OPEN(5)OPEN(5)NAME
open, create - prepare a fid for I/O on an existing or new file
SYNOPSIS
size[4] Topen tag[2] fid[4] mode[1]
size[4] Ropen tag[2] qid[13] iounit[4]
size[4] Tcreate tag[2] fid[4] name[s] perm[4] mode[1]
size[4] Rcreate tag[2] qid[13] iounit[4]
DESCRIPTION
The open request asks the file server to check permissions and prepare
a fid for I/O with subsequent read and write messages. The mode field
determines the type of I/O: 0 (called OREAD in <libc.h>), 1 (OWRITE), 2
(ORDWR), and 3 (OEXEC) mean read access, write access, read and write
access, and execute access, to be checked against the permissions for
the file. In addition, if mode has the OTRUNC (0x10) bit set, the file
is to be truncated, which requires write permission (if the file is
append-only, and permission is granted, the open succeeds but the file
will not be truncated); if the mode has the ORCLOSE (0x40) bit set, the
file is to be removed when the fid is clunked, which requires permis‐
sion to remove the file from its directory. All other bits in mode
should be zero. It is illegal to write a directory, truncate it, or
attempt to remove it on close. If the file is marked for exclusive use
(see stat(5)), only one client can have the file open at any time.
That is, after such a file has been opened, further opens will fail
until fid has been clunked. All these permissions are checked at the
time of the open request; subsequent changes to the permissions of
files do not affect the ability to read, write, or remove an open file.
The create request asks the file server to create a new file with the
name supplied, in the directory (dir) represented by fid, and requires
write permission in the directory. The owner of the file is the
implied user id of the request, the group of the file is the same as
dir, and the permissions are the value of
perm & (~0666 | (dir.perm & 0666))
if a regular file is being created and
perm & (~0777 | (dir.perm & 0777))
if a directory is being created. This means, for example, that if the
create allows read permission to others, but the containing directory
does not, then the created file will not allow others to read the file.
Finally, the newly created file is opened according to mode, and fid
will represent the newly opened file. Mode is not checked against the
permissions in perm. The qid for the new file is returned with the
create reply message.
Directories are created by setting the DMDIR bit (0x80000000) in the
perm.
The names . and .. are special; it is illegal to create files with
these names.
It is an error for either of these messages if the fid is already the
product of a successful open or create message.
An attempt to create a file in a directory where the given name already
exists will be rejected; in this case, the create system call (see
open(2)) uses open with truncation. The algorithm used by the create
system call is: first walk to the directory to contain the file. If
that fails, return an error. Next walk to the specified file. If the
walk succeeds, send a request to open and truncate the file and return
the result, successful or not. If the walk fails, send a create mes‐
sage. If that fails, it may be because the file was created by another
process after the previous walk failed, so (once) try the walk and open
again.
For the behavior of create on a union directory, see bind(2).

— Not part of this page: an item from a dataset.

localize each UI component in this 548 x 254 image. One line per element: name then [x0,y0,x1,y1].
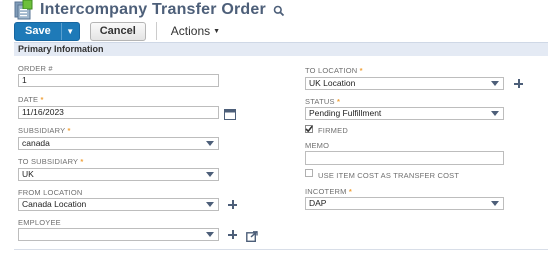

The iounit field returned by open and create may be zero. If it is
not, it is the maximum number of bytes that are guaranteed to be read
from or written to the file without breaking the I/O transfer into mul‐
tiple 9P messages; see read(5).
ENTRY POINTS
Open and create both generate open messages; only create generates a
create message. The iounit associated with an open file may be discov‐
ered by calling iounit(2).
For programs that need atomic file creation, without the race that
exists in the open-create sequence described above, the kernel does the
following. If the OEXCL (0x1000) bit is set in the mode for a create
system call, the open message is not sent; the kernel issues only the
create. Thus, if the file exists, create will draw an error, but if it
doesn't and the create system call succeeds, the process issuing the
create is guaranteed to be the one that created the file.